Quite different, though, the market last week almost always ended above the day’s low, a clear indication of last-minute buying activities by investors.
This was markedly different from the other week when trading always ended at the day’s low, which could only mean that investors were trying to empty their hands of stock positions before the end the trading day, either for profit or for other reasons.
Bottom line spin
The period between Christmas and New Year’s Day is just a week away. This makes the “Santa Claus Rally” just a corner away from happening, so to speak. Yet, even this close at this time, I still don’t seem to have any idea of how it will unfold.
But if we go by how the market has been obviously behaving in the last two weeks, it’s on an agitating downtrend. The only consolation is that the market ended higher from its low last Friday.
It may not mean anything since it ended only 57.79 points higher from the trading session’s low. But following a proven market principle, any point of the market can always become a turning point.
Following this principle and also ignoring the sloping pattern of the market’s peaks, the market is developing three bottoms in its chart.
The first bottom could be its lowest in June and its second bottom could be its lowest in August. Its third bottom is soon to happen. A wild guess is, this could result in either a breakdown or a recovery.

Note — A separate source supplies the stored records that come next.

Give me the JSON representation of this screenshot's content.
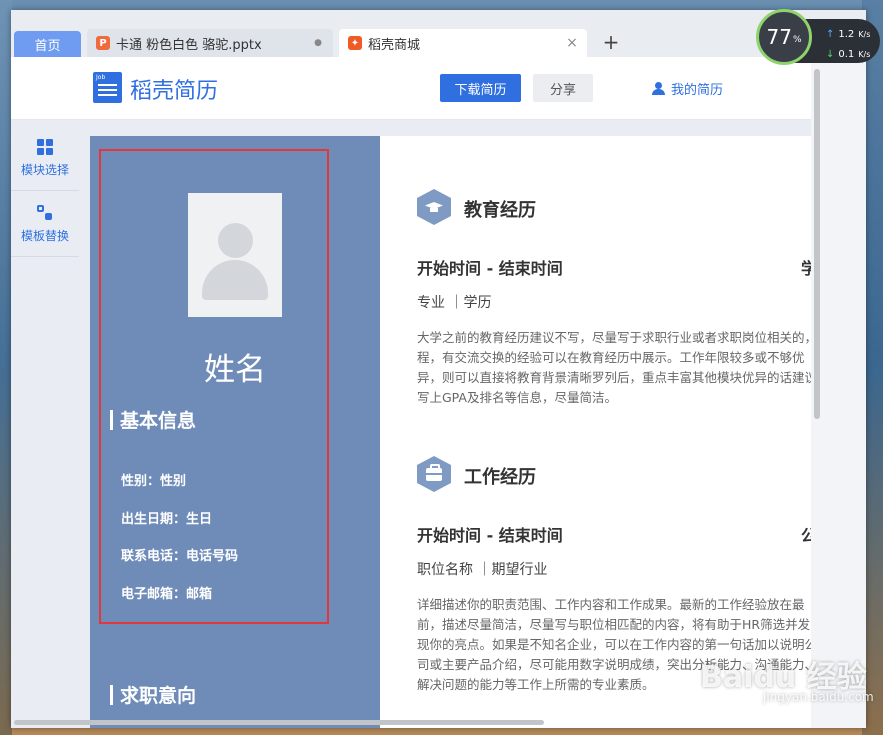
{
  "browser": {
    "tabs": [
      {
        "label": "首页"
      },
      {
        "label": "卡通 粉色白色 骆驼.pptx",
        "icon": "ppt-icon",
        "icon_color": "#f06a3b"
      },
      {
        "label": "稻壳商城",
        "icon": "docer-flame-icon",
        "icon_color": "#f05a24"
      }
    ],
    "new_tab_label": "+",
    "tab_close_glyph": "×",
    "tab_dot_glyph": "●"
  },
  "speed_widget": {
    "percent": "77",
    "percent_sign": "%",
    "upload": "1.2",
    "upload_unit": "K/s",
    "download": "0.1",
    "download_unit": "K/s"
  },
  "header": {
    "logo_badge": "Job",
    "brand": "稻壳简历",
    "download_button": "下载简历",
    "share_button": "分享",
    "my_resume": "我的简历",
    "accent": "#2f6fe0"
  },
  "tools": [
    {
      "label": "模块选择",
      "icon": "grid-icon"
    },
    {
      "label": "模板替换",
      "icon": "swap-icon"
    }
  ],
  "resume": {
    "sidebar_color": "#6f8cb8",
    "name": "姓名",
    "basic_info_title": "基本信息",
    "basic_info": [
      {
        "text": "性别：性别"
      },
      {
        "text": "出生日期：生日"
      },
      {
        "text": "联系电话：电话号码"
      },
      {
        "text": "电子邮箱：邮箱"
      }
    ],
    "job_intent_title": "求职意向",
    "education": {
      "title": "教育经历",
      "time": "开始时间 - 结束时间",
      "right_label": "学",
      "sub": "专业  ｜学历",
      "desc": "大学之前的教育经历建议不写，尽量写于求职行业或者求职岗位相关的，程，有交流交换的经验可以在教育经历中展示。工作年限较多或不够优异，则可以直接将教育背景清晰罗列后，重点丰富其他模块优异的话建议写上GPA及排名等信息，尽量简洁。"
    },
    "work": {
      "title": "工作经历",
      "time": "开始时间 - 结束时间",
      "right_label": "公",
      "sub": "职位名称  ｜期望行业",
      "desc": "详细描述你的职责范围、工作内容和工作成果。最新的工作经验放在最前，描述尽量简洁，尽量写与职位相匹配的内容，将有助于HR筛选并发现你的亮点。如果是不知名企业，可以在工作内容的第一句话加以说明公司或主要产品介绍，尽可能用数字说明成绩，突出分析能力、沟通能力、解决问题的能力等工作上所需的专业素质。"
    }
  },
  "watermark": {
    "main": "Baidu 经验",
    "sub": "jingyan.baidu.com"
  }
}
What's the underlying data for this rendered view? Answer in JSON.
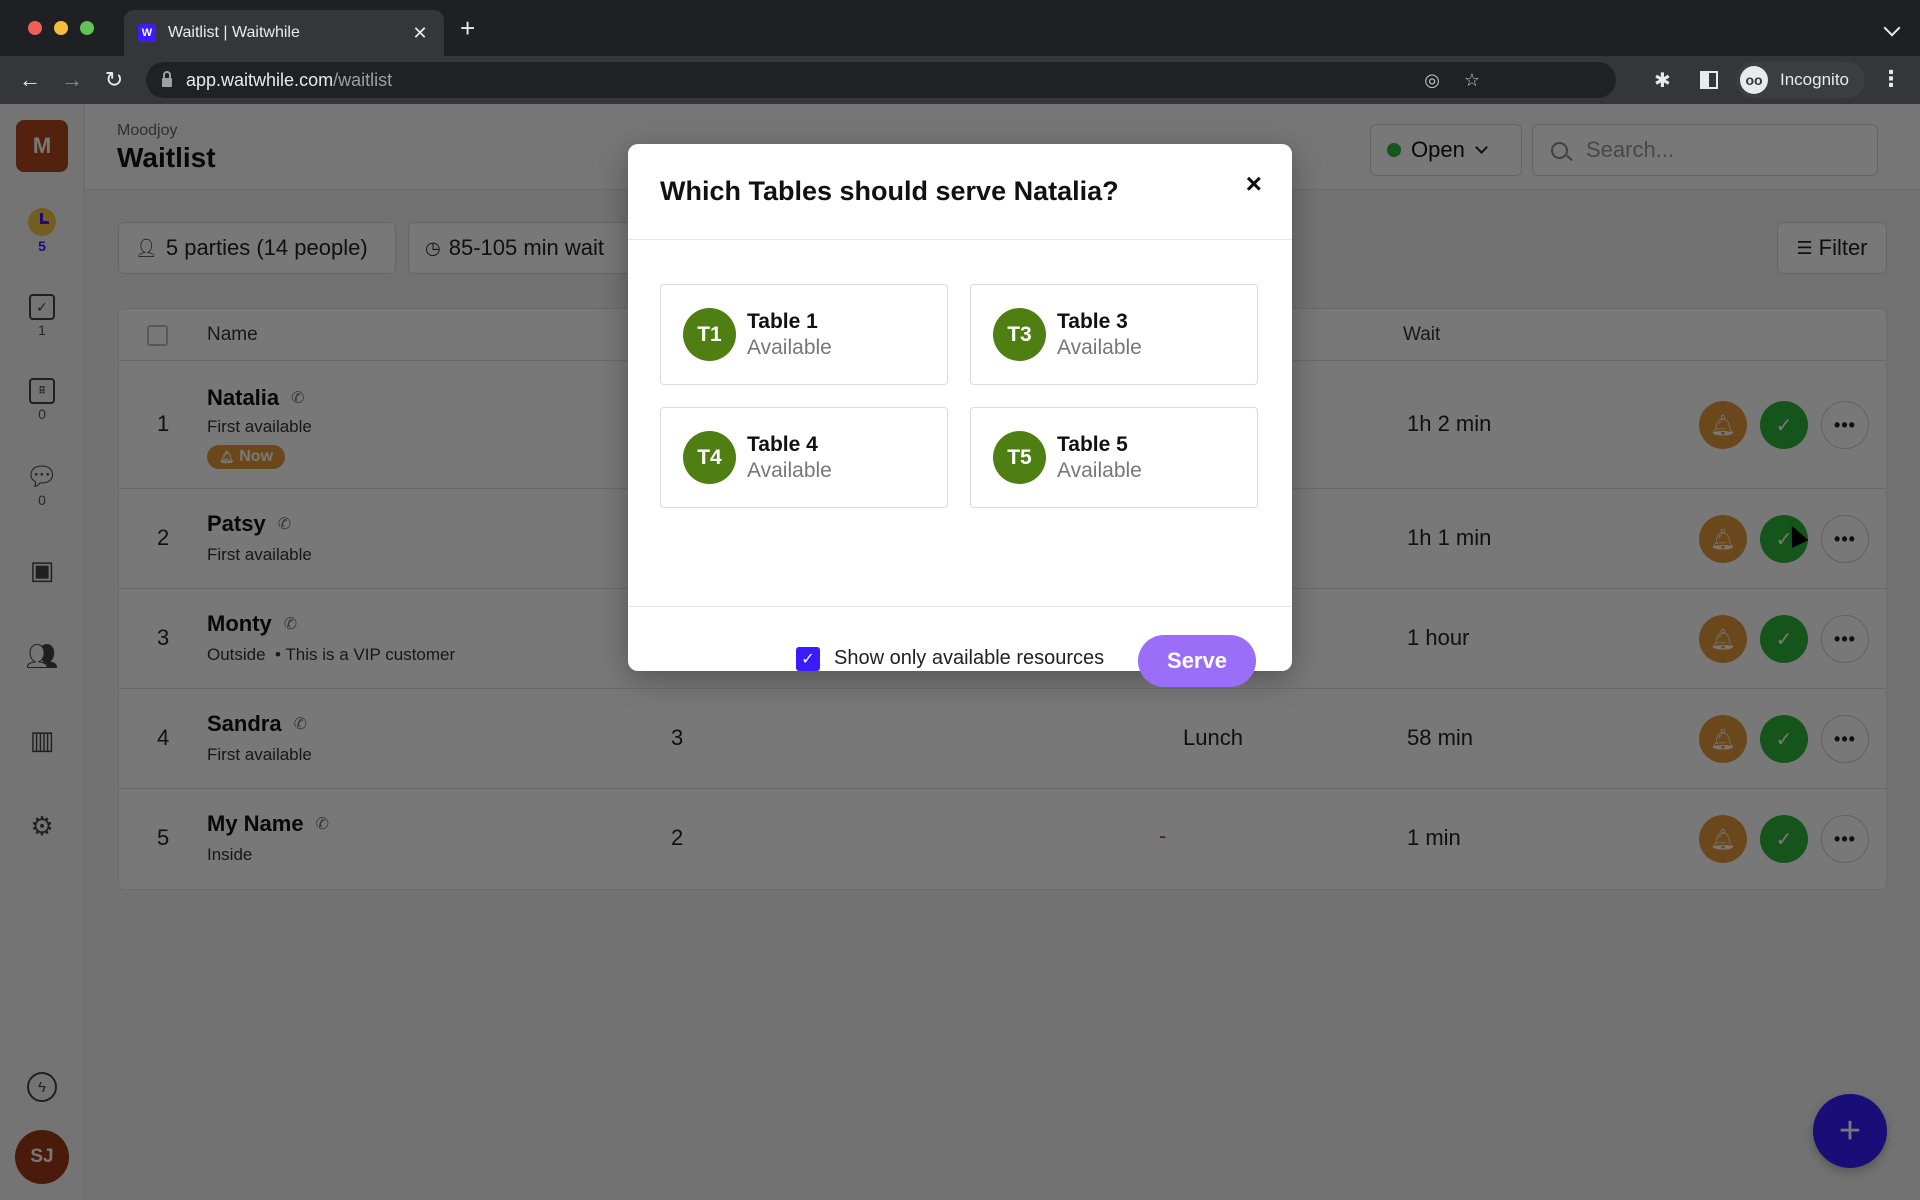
{
  "browser": {
    "tab_title": "Waitlist | Waitwhile",
    "favicon_letter": "W",
    "url_host": "app.waitwhile.com",
    "url_path": "/waitlist",
    "profile_label": "Incognito",
    "icons": {
      "back": "arrow-left-icon",
      "forward": "arrow-right-icon",
      "reload": "reload-icon",
      "lock": "lock-icon",
      "eye_off": "eye-off-icon",
      "star": "star-icon",
      "extensions": "puzzle-icon",
      "side_panel": "side-panel-icon",
      "menu": "kebab-menu-icon"
    }
  },
  "sidebar": {
    "org_initial": "M",
    "items": [
      {
        "name": "waitlist",
        "icon": "clock-icon",
        "count": "5",
        "active": true
      },
      {
        "name": "tasks",
        "icon": "checkbox-icon",
        "count": "1"
      },
      {
        "name": "bookings",
        "icon": "calendar-icon",
        "count": "0"
      },
      {
        "name": "messages",
        "icon": "chat-icon",
        "count": "0"
      },
      {
        "name": "resources",
        "icon": "grid-icon"
      },
      {
        "name": "customers",
        "icon": "users-icon"
      },
      {
        "name": "analytics",
        "icon": "bar-chart-icon"
      },
      {
        "name": "settings",
        "icon": "gear-icon"
      }
    ],
    "bottom": {
      "bolt_icon": "lightning-icon",
      "user_initials": "SJ"
    }
  },
  "header": {
    "org_name": "Moodjoy",
    "title": "Waitlist",
    "status_label": "Open",
    "status_color": "#2fb344",
    "search_placeholder": "Search..."
  },
  "summary": {
    "parties": "5 parties (14 people)",
    "wait": "85-105 min wait",
    "filter_label": "Filter"
  },
  "table": {
    "columns": {
      "name": "Name",
      "wait": "Wait"
    },
    "rows": [
      {
        "num": "1",
        "name": "Natalia",
        "sub": "First available",
        "badge": "Now",
        "size": "",
        "service": "",
        "wait": "1h 2 min"
      },
      {
        "num": "2",
        "name": "Patsy",
        "sub": "First available",
        "size": "",
        "service": "",
        "wait": "1h 1 min"
      },
      {
        "num": "3",
        "name": "Monty",
        "sub": "Outside  • This is a VIP customer",
        "size": "",
        "service": "",
        "wait": "1 hour"
      },
      {
        "num": "4",
        "name": "Sandra",
        "sub": "First available",
        "size": "3",
        "service": "Lunch",
        "wait": "58 min"
      },
      {
        "num": "5",
        "name": "My Name",
        "sub": "Inside",
        "size": "2",
        "service": "-",
        "wait": "1 min"
      }
    ],
    "action_more": "•••"
  },
  "modal": {
    "title": "Which Tables should serve Natalia?",
    "close": "×",
    "resources": [
      {
        "initials": "T1",
        "name": "Table 1",
        "status": "Available"
      },
      {
        "initials": "T3",
        "name": "Table 3",
        "status": "Available"
      },
      {
        "initials": "T4",
        "name": "Table 4",
        "status": "Available"
      },
      {
        "initials": "T5",
        "name": "Table 5",
        "status": "Available"
      }
    ],
    "show_available_label": "Show only available resources",
    "show_available_checked": true,
    "serve_label": "Serve"
  },
  "colors": {
    "brand": "#3b1cff",
    "serve_button": "#9a6ef7",
    "resource_avatar": "#4f7f12",
    "notify": "#e49a3b",
    "serve_action": "#2eb33a"
  },
  "fab": {
    "label": "+"
  }
}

If you are surprised at how I’m talking now, it’s because I’m acting more like a trader than an analyst this time.
An analyst is recognized and paid by how he accurately predicts the market but not necessarily on being able to turn around a wrong trade like a trader does after making a wrong guess about the market.
Being a licensed stockbroker, I’ve always preferred to be a trader than an analyst. So, it’s up to you to give the foregoing comments some credence or not. But as is said, too, “truth is sometimes more stranger than fiction.”